崔文麒正要扯開夏堇的中衣,忽聽外麵傳開了腳步聲。他起身不耐煩地說:“你怎麽又回來了?”他以為來人是夏芯。


    “崔公子,快,衛晨來了,快走!”一個男人急切地催促崔文麒。


    “怎麽會這麽快?不是說最快也要兩個時辰嗎?”崔文麒神色慌張,目光卻不由自主瞥向夏堇若隱若現的胸部。他渴望了很久,如今怎麽能眼睜睜看著煮熟的鴨子飛了。


    男人慌慌張張地說,大概是因為衛晨給叫花子們醫治過,全城的乞丐都幫著找線索,很快就發現了夏堇的行蹤。崔文麒一聽這話,恨恨地說:“把她一起帶走,不能功虧一簣。”說罷彎腰就去抓扯夏堇。
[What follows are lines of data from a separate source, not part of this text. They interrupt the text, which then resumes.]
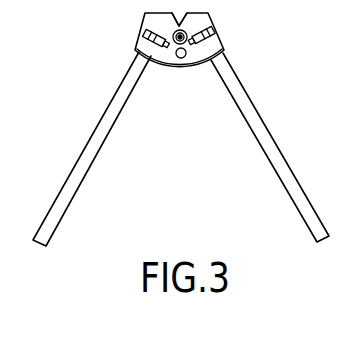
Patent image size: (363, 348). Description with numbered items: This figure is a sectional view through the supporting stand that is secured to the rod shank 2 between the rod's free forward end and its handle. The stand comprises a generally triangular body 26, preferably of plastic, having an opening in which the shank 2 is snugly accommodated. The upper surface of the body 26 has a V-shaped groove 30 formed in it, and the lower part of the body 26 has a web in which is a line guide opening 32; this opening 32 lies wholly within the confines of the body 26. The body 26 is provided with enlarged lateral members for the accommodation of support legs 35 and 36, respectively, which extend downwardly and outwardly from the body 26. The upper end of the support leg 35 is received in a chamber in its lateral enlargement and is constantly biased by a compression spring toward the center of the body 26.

The rod shank 2 is at (197, 27).
The generally triangular body 26 is at (155, 67).
The V-shaped groove 30 is at (177, 22).
The line guide opening 32 is at (184, 59).
The support leg 35 is at (72, 170).
The support leg 36 is at (278, 155).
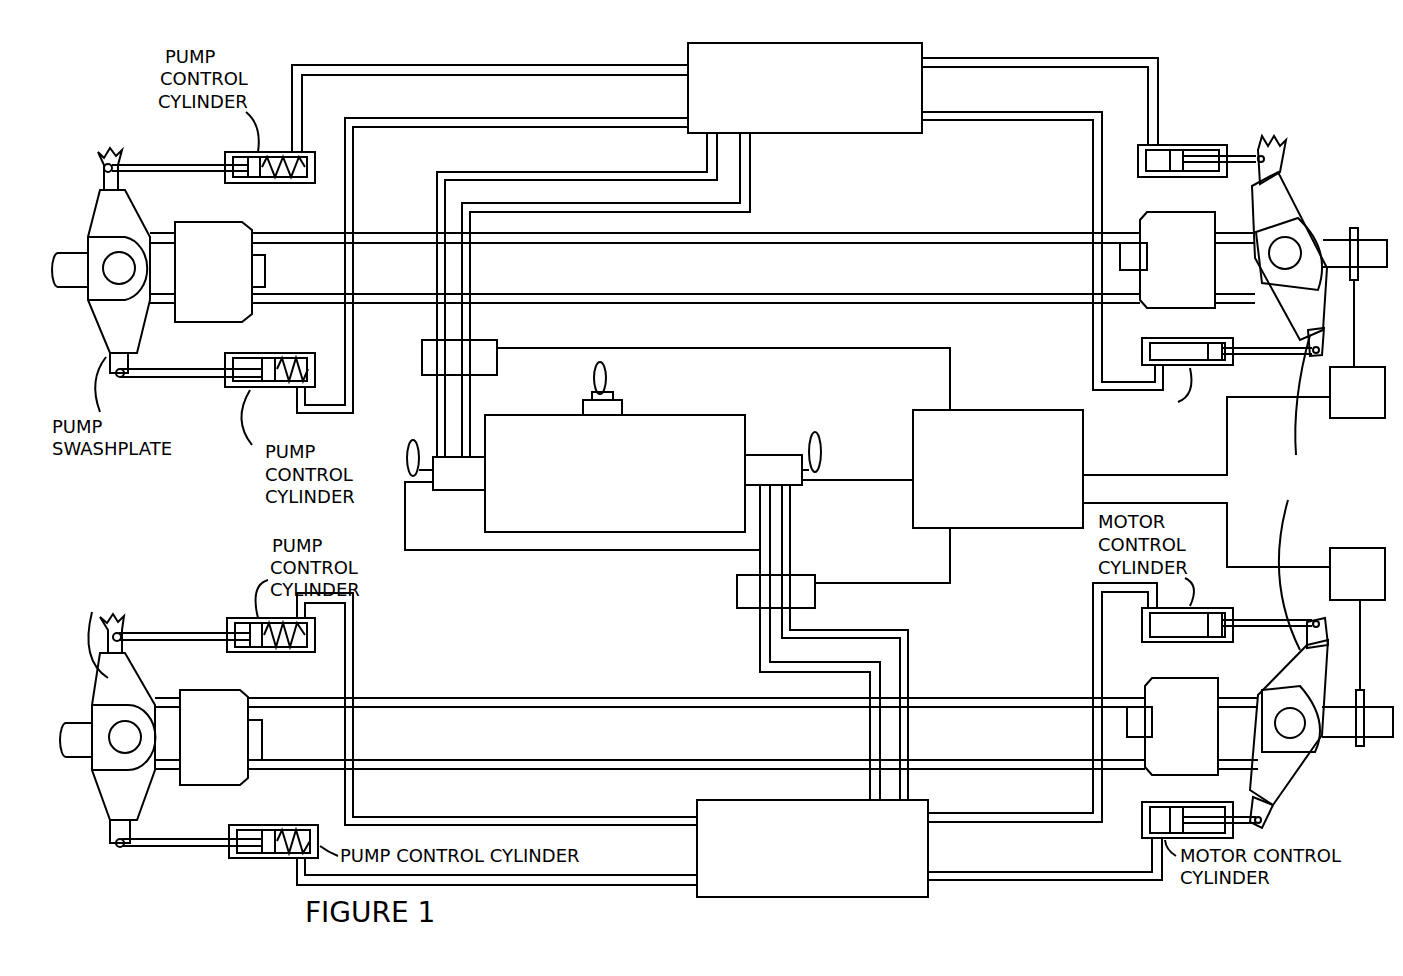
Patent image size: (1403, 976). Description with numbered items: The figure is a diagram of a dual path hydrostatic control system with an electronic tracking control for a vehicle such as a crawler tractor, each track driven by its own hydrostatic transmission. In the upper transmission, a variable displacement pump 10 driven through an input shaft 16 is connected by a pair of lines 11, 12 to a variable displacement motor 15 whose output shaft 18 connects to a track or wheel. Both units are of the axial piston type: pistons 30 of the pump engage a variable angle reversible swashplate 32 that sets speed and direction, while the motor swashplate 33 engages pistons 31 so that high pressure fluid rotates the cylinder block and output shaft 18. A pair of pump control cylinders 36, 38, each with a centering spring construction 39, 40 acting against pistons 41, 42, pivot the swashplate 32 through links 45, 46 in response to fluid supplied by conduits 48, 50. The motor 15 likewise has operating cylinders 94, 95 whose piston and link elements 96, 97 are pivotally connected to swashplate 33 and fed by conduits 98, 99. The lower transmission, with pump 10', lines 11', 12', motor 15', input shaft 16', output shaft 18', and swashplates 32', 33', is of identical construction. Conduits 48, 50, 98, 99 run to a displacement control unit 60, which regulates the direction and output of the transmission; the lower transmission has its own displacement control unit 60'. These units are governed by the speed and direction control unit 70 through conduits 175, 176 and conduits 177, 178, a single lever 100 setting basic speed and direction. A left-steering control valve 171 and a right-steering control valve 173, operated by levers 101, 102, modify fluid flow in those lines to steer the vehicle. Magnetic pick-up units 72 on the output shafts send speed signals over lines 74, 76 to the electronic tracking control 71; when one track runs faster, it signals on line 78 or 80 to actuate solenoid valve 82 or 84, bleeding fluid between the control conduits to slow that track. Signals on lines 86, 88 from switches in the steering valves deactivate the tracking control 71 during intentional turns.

The variable displacement pump 10 is at (234, 272).
The variable displacement pump 10' is at (208, 723).
The line 11 is at (696, 224).
The line 11' is at (696, 690).
The line 12 is at (696, 287).
The line 12' is at (696, 753).
The variable displacement motor 15 is at (1167, 245).
The variable displacement motor 15' is at (1192, 712).
The input shaft 16 is at (66, 253).
The input shaft 16' is at (68, 721).
The output shaft 18 is at (1350, 285).
The output shaft 18' is at (1355, 729).
The pistons 30 is at (158, 232).
The pistons 31 is at (1232, 230).
The swashplate 32 is at (122, 262).
The swashplate 32' is at (117, 707).
The swashplate 33 is at (1300, 317).
The swashplate 33' is at (1284, 664).
The pump control cylinder 36 is at (278, 166).
The pump control cylinder 38 is at (280, 348).
The spring construction 39 is at (280, 182).
The spring construction 40 is at (290, 355).
The piston 41 is at (246, 180).
The piston 42 is at (258, 356).
The link 45 is at (186, 164).
The link 46 is at (150, 377).
The conduit 48 is at (302, 100).
The conduit 50 is at (300, 402).
The displacement control unit 60 is at (824, 78).
The displacement control unit 60' is at (792, 839).
The speed and direction control unit 70 is at (697, 415).
The electronic tracking control 71 is at (975, 410).
The magnetic pick-up unit 72 is at (1358, 366).
The line 74 is at (1228, 432).
The line 76 is at (1228, 540).
The line 78 is at (758, 348).
The line 80 is at (952, 558).
The solenoid valve 82 is at (421, 344).
The solenoid valve 84 is at (814, 580).
The line 86 is at (446, 552).
The line 88 is at (854, 480).
The operating cylinder 94 is at (1139, 160).
The operating cylinder 95 is at (1144, 344).
The piston and link element 96 is at (1246, 157).
The piston and link element 97 is at (1262, 360).
The conduit 98 is at (1147, 100).
The conduit 99 is at (1091, 338).
The lever 100 is at (606, 374).
The lever 101 is at (412, 440).
The lever 102 is at (815, 432).
The left-steering control valve 171 is at (446, 492).
The right-steering control valve 173 is at (796, 487).
The conduit 175 is at (704, 154).
The conduit 176 is at (752, 172).
The conduit 177 is at (868, 786).
The conduit 178 is at (910, 786).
    夏堇的手腳被綁,嘴巴又被堵住了。她無計可施,隻能用額頭用力朝崔文麒磕去。崔文麒猝不及防,反手一巴掌就朝夏堇臉上揮去。事到如今,夏堇反而不怕了。她轉頭躲過他的動作,雙腿一蹬,腳掌踢中了崔文麒的小腿骨。崔文麒一下子跪倒在地。


    “賤人!”崔文麒呲牙咧嘴朝夏堇撲過去。夏堇朝邊上一滾,再次用雙腳朝崔文麒踢去。


    男人急忙扶起崔文麒,焦急地催促:“快走,來不及了,以後還有機會的。”


    “我要殺了她。”崔文麒隨手拿起一個破瓦罐,推開抓著他的男人朝夏堇逼近,嘴裏說著,“下次抓她就難了,不能便宜了江世霖。”


    夏堇弓著身子往後退縮。她不能死,她要活著。這是她唯一的信念。她踢倒了架子阻撓崔文麒,她四下搜索可以用作武器的東西,可她被崔文麒捆得像粽子似,根本沒有反抗之力。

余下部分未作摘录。